Jiang Nan, Dewey Colin N, Yin John
Wisconsin Institute for Discovery, University of Wisconsin-Madison, Madison, WI, USA.
Department of Biostatistics and Medical Informatics, University of Wisconsin-Madison, Madison, WI, USA.
medRxiv. 2025 Apr 28:2025.04.15.25325794. doi: 10.1101/2025.04.15.25325794.

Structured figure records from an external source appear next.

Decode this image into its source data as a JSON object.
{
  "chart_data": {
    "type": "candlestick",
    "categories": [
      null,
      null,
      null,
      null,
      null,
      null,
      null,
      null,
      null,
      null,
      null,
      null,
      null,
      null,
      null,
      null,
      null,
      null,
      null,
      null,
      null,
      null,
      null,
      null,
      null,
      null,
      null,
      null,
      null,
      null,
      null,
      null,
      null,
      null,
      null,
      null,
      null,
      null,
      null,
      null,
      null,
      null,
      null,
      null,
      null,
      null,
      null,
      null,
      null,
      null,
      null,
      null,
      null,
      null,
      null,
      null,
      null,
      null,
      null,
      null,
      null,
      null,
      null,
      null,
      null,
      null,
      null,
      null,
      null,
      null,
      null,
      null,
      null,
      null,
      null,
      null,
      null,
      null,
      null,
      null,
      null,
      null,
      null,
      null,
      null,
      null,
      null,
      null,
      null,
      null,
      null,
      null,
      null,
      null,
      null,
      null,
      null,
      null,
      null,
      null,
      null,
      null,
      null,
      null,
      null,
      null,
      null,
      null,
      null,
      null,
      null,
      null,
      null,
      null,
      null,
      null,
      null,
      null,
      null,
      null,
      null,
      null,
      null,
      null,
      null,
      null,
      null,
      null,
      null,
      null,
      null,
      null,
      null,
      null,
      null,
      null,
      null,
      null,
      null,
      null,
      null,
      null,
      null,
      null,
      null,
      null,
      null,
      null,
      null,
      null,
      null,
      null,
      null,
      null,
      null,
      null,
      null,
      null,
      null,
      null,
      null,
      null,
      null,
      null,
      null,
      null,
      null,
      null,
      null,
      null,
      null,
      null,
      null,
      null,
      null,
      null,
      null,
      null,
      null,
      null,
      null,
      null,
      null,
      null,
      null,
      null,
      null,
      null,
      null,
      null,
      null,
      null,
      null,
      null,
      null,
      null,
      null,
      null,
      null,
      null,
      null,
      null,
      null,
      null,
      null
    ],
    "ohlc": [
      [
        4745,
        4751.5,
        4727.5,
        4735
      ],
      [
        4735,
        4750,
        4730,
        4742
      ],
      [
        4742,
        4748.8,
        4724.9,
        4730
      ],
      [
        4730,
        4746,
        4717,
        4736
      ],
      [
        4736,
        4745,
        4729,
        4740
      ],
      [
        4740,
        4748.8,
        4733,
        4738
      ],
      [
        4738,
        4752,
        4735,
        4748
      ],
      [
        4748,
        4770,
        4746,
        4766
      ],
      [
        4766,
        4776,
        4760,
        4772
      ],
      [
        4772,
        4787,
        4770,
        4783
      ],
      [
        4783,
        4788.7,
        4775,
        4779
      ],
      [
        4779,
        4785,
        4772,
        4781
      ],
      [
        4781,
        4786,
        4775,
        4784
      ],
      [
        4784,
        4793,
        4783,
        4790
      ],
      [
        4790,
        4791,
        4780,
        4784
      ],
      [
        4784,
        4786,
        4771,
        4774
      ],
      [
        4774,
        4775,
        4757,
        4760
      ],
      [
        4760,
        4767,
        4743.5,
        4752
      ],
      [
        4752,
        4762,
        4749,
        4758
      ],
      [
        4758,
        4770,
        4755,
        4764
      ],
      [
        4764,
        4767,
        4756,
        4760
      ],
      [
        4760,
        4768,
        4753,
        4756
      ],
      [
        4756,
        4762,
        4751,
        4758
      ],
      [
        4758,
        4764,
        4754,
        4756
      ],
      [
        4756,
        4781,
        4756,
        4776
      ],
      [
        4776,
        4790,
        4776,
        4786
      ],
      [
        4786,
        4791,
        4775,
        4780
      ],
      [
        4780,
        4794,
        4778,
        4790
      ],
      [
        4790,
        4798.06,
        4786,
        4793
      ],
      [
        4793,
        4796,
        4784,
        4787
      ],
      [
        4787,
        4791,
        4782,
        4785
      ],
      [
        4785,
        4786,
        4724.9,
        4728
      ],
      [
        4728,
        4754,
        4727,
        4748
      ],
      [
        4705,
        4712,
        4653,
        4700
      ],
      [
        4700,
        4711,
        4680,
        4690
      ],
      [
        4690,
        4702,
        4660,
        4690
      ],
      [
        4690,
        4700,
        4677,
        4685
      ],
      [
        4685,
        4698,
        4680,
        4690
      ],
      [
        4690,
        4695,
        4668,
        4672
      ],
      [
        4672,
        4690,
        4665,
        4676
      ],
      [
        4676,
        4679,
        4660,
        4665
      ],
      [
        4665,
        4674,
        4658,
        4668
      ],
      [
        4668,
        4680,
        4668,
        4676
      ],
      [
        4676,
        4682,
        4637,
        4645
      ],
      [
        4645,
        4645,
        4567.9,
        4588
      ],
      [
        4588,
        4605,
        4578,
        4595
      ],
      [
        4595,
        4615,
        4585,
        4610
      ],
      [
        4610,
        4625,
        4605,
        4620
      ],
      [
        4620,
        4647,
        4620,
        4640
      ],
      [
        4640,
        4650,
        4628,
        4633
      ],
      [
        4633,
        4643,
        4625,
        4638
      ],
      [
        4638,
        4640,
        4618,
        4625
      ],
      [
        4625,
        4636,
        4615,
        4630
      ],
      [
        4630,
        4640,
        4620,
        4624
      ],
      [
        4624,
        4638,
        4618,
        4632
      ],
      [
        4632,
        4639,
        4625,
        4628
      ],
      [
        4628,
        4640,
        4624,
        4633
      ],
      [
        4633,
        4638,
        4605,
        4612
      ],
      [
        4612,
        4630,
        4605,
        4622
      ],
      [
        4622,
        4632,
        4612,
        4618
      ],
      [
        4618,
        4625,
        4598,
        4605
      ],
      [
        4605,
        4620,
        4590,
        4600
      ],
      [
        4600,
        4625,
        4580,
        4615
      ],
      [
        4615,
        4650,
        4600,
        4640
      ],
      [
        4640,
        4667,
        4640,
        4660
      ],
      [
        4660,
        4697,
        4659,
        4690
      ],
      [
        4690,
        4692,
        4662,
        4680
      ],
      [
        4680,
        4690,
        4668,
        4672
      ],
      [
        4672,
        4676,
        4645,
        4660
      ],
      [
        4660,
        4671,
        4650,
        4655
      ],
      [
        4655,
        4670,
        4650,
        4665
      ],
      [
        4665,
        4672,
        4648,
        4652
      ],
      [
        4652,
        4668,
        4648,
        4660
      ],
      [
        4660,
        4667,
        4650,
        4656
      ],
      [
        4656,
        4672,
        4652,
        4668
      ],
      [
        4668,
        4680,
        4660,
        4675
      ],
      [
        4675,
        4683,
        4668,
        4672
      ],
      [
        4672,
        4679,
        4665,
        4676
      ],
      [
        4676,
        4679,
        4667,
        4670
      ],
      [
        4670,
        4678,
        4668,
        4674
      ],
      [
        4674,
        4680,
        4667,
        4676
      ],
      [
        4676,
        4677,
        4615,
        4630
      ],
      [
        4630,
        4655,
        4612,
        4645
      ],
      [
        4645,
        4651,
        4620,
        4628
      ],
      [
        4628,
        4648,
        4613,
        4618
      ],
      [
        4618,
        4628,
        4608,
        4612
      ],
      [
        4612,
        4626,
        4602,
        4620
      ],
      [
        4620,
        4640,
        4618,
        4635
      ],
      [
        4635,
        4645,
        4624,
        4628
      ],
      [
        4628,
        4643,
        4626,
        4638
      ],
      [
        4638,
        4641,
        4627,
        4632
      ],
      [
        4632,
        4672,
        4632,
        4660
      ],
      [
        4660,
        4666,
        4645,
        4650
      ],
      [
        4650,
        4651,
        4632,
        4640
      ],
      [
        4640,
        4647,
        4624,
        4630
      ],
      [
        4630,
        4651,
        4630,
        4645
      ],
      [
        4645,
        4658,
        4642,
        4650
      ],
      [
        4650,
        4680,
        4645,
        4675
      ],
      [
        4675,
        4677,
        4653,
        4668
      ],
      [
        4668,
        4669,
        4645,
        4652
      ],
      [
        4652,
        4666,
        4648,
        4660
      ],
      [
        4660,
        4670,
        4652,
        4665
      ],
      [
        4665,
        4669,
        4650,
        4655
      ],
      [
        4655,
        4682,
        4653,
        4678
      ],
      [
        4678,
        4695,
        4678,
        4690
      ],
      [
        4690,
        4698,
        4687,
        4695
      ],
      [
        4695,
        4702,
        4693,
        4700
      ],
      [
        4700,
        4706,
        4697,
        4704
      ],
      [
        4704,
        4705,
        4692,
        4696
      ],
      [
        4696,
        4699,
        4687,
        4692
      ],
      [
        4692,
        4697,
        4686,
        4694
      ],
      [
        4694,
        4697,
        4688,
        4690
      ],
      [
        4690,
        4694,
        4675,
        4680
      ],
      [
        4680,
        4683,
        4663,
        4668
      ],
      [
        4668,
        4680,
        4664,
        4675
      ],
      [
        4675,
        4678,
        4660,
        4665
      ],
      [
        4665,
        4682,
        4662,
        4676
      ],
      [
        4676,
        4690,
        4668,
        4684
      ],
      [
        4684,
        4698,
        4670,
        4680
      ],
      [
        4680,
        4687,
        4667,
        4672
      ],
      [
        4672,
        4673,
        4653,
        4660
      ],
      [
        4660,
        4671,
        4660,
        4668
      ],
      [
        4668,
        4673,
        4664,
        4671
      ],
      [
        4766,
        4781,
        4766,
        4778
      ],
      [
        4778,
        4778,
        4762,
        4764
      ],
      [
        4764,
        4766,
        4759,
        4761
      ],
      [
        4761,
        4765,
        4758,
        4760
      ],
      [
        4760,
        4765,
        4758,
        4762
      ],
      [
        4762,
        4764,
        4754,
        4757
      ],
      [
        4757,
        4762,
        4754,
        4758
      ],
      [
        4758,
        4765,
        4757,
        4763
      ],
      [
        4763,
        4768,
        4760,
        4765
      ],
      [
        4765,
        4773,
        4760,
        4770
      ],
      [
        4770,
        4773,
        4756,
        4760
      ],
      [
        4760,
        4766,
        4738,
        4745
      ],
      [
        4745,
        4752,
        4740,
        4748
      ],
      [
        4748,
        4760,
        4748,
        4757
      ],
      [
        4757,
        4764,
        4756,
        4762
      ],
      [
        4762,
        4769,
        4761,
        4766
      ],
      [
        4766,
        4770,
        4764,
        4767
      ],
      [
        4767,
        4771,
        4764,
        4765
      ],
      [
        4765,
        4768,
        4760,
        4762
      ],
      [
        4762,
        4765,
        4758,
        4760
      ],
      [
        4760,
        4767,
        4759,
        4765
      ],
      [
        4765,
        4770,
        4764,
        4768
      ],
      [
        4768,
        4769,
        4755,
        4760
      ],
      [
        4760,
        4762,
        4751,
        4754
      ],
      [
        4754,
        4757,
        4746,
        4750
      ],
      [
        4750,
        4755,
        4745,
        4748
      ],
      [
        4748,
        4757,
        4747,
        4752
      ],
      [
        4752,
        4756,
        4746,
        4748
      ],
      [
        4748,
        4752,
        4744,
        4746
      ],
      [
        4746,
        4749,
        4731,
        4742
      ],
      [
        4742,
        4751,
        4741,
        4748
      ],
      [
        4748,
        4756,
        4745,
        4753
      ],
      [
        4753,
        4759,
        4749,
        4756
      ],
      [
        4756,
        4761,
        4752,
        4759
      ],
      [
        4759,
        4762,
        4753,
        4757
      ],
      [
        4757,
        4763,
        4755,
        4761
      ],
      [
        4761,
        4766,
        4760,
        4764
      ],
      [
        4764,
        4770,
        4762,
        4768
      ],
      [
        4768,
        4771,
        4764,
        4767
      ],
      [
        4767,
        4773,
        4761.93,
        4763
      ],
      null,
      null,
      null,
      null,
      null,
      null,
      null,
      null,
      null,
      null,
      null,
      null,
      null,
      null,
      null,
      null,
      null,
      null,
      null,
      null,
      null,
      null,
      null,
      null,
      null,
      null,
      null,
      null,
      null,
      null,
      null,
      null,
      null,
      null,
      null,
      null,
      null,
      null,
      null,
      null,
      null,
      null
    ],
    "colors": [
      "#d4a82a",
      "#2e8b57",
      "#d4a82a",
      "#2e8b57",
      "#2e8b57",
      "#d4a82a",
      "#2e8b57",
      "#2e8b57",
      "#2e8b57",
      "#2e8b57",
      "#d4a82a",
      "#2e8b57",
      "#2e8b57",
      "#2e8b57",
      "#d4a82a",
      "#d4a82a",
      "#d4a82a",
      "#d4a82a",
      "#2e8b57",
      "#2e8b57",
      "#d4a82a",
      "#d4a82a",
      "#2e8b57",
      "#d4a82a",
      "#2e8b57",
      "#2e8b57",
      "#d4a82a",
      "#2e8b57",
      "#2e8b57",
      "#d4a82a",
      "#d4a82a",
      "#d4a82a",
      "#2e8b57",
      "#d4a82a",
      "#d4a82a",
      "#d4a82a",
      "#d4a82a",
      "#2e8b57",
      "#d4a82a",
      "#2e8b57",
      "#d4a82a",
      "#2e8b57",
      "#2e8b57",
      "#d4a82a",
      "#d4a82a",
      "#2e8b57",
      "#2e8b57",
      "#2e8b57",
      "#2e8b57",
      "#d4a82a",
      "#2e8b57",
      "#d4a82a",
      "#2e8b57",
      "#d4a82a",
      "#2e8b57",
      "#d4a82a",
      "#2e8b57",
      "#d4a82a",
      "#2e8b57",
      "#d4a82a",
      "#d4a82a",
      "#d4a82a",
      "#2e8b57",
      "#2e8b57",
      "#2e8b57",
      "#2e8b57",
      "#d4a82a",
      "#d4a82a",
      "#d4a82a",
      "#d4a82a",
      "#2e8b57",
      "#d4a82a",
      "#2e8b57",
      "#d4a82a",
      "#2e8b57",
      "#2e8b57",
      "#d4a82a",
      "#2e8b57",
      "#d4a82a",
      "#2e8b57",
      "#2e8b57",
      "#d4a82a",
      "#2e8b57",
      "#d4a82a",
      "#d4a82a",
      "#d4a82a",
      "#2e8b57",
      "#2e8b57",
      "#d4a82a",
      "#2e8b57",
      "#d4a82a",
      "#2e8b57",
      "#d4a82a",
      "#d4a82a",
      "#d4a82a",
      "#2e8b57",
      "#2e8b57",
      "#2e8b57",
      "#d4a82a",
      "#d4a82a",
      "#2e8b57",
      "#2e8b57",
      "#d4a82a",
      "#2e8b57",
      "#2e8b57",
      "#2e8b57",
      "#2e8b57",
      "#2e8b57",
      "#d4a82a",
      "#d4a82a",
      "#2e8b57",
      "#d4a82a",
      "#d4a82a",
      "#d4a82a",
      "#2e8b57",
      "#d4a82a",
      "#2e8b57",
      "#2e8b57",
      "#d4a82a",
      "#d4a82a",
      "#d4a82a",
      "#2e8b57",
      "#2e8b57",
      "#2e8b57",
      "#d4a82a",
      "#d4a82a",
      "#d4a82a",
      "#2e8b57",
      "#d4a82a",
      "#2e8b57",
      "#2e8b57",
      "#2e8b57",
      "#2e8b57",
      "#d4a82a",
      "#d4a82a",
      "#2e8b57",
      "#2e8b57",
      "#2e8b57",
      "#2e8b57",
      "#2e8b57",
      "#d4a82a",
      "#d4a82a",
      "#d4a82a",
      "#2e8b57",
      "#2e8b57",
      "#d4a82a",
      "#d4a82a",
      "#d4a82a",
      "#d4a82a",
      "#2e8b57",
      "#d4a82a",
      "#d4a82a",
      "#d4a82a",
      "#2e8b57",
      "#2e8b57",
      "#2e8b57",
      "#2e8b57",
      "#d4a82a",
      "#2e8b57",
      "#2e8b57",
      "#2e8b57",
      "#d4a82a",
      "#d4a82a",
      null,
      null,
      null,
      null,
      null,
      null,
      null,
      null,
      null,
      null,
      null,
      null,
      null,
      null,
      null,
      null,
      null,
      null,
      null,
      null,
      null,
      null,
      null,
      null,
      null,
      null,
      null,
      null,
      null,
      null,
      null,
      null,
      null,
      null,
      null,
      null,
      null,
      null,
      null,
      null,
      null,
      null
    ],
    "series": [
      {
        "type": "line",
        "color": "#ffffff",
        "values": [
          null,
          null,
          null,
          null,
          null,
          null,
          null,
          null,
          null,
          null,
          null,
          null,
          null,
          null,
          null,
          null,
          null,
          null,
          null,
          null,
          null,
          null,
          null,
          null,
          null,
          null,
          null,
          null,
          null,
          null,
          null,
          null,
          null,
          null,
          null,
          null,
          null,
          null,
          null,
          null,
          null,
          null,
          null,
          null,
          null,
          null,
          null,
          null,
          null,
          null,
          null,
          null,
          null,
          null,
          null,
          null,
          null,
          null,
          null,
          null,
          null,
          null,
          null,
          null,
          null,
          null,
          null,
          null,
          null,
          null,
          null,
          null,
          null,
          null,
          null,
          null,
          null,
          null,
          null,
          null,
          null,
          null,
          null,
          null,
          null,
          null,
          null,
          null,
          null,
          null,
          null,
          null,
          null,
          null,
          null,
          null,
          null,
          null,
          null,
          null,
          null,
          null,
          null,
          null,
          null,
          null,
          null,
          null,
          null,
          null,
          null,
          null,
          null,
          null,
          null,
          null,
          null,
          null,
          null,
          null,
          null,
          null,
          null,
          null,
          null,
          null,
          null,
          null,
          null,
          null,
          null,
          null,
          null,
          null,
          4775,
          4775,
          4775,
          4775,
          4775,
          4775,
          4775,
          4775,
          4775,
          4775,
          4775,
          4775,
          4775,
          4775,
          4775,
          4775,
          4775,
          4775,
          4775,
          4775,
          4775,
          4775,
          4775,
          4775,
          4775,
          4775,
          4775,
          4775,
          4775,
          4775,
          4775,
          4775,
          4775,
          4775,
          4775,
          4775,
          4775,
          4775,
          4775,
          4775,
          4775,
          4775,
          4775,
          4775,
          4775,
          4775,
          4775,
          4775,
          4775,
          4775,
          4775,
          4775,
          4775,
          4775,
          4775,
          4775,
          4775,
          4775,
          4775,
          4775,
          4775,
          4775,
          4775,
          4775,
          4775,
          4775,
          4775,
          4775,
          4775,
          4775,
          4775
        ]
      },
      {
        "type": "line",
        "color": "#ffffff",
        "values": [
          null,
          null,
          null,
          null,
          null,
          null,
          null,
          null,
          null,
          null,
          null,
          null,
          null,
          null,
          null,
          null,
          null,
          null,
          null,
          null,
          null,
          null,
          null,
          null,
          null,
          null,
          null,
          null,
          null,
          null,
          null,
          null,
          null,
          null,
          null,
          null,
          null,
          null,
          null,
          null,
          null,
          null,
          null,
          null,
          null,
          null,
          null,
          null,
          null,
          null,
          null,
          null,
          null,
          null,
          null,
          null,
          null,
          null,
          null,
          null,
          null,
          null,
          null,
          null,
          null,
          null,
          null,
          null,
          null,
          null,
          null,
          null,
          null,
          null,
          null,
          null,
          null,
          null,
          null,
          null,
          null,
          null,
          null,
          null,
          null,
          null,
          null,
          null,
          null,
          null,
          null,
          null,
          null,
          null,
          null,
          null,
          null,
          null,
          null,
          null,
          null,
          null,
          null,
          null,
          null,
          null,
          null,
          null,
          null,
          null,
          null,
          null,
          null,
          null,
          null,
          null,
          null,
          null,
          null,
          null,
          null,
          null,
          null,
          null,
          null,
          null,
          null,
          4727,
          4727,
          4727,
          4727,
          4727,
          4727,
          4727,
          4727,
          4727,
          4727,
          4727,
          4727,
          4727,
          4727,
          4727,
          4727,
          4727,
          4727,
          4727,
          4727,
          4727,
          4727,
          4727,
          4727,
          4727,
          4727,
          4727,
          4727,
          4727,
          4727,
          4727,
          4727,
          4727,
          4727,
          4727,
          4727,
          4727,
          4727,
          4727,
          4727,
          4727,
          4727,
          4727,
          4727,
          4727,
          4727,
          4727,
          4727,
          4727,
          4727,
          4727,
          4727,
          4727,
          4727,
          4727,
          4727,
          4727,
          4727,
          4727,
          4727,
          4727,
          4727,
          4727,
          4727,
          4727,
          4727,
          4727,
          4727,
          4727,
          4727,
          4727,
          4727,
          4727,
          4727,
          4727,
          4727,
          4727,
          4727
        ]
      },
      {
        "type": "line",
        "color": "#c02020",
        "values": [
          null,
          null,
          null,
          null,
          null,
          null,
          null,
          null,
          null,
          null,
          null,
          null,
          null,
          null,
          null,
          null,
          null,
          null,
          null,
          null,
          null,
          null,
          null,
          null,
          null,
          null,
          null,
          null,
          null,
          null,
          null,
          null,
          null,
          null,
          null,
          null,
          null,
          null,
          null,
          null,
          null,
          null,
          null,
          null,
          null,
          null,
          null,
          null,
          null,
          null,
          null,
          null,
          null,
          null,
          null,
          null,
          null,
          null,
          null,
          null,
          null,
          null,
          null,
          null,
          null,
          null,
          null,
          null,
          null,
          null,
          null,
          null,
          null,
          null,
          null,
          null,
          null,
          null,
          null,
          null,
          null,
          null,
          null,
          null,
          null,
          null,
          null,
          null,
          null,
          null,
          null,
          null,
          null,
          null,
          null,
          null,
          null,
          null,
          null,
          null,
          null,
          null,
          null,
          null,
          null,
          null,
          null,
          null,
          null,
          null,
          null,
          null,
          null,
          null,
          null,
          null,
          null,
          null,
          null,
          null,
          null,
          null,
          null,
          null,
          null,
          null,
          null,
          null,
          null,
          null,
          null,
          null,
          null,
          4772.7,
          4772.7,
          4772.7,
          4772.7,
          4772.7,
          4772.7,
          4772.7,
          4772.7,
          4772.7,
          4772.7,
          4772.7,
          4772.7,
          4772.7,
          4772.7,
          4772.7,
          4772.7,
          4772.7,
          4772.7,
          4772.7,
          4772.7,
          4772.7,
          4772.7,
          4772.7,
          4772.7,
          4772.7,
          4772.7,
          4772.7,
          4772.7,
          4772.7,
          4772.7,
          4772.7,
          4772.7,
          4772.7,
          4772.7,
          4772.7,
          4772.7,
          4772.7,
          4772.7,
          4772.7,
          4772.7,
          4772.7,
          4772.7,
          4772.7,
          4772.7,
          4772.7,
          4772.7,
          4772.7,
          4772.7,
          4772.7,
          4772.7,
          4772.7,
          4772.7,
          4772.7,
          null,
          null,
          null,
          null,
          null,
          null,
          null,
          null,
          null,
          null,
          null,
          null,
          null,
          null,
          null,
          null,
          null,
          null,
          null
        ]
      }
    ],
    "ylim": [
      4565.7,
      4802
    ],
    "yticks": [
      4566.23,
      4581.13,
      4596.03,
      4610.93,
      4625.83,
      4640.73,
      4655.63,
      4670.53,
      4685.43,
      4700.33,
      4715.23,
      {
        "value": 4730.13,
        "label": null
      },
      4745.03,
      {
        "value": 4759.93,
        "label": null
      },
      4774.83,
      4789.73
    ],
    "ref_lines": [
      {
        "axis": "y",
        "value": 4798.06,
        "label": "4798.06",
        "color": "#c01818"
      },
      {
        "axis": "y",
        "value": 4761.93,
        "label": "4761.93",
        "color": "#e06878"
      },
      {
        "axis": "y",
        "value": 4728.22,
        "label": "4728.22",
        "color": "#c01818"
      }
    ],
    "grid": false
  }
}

Deletions are prevalent in the genomes of SARS-CoV-2 isolates from COVID-19 patients, but their roles in the severity, transmission, and persistence of disease are poorly understood. Millions of COVID-19 swab samples from patients have been sequenced and made available online, offering an unprecedented opportunity to study such deletions. Multiplex PCR-based amplicon sequencing (amplicon-seq) has been the most widely used method for sequencing clinical COVID-19 samples. However, existing bioinformatics methods applied to negative control samples sequenced by multiplex-PCR sequencing often yield large numbers of false-positive deletions. We found that these false positives commonly occur in short alignments, at low frequency and depth, and near primer-binding sites used for whole-genome amplification. To address this issue, we developed a filtering strategy, validated with positive control samples containing a known deletion. Our strategy accurately detected the known deletion and removed more than 99% of false positives. This method, applied to public COVID-19 swab data, revealed that deletions occurring independently of transcription regulatory sequences were about 20-fold less common than previously reported; however, they remain more frequent in symptomatic patients. Our optimized approach should enhance the reliability of SARS-CoV-2 deletion characterization from surveillance studies. Finally, our approach may guide the development of more reliable bioinformatics pipelines for genome sequence analyses of other viruses.
新冠病毒(SARS-CoV-2)感染者分离株的基因组中普遍存在缺失现象,但其在疾病严重程度、传播和持续性方面所起的作用却鲜为人知。来自患者的数百万份新冠病毒拭子样本已进行测序并在网上公开,这为研究此类缺失提供了前所未有的机会。基于多重PCR的扩增子测序(amplicon-seq)是对临床新冠病毒样本进行测序最广泛使用的方法。然而,应用于通过多重PCR测序的阴性对照样本的现有生物信息学方法,常常会产生大量假阳性缺失。我们发现,这些假阳性通常出现在短比对中,频率和深度较低,且靠近用于全基因组扩增的引物结合位点。为解决这一问题,我们开发了一种过滤策略,并使用含有已知缺失的阳性对照样本进行了验证。我们的策略准确检测到了已知缺失,并去除了超过99%的假阳性。将该方法应用于公开的新冠病毒拭子数据,结果显示,独立于转录调控序列发生的缺失比之前报道的情况少约20倍;然而,它们在有症状患者中仍然更为常见。我们优化后的方法应能提高监测研究中新冠病毒缺失特征描述的可靠性。最后,我们的方法可能会为开发用于其他病毒基因组序列分析的更可靠生物信息学流程提供指导。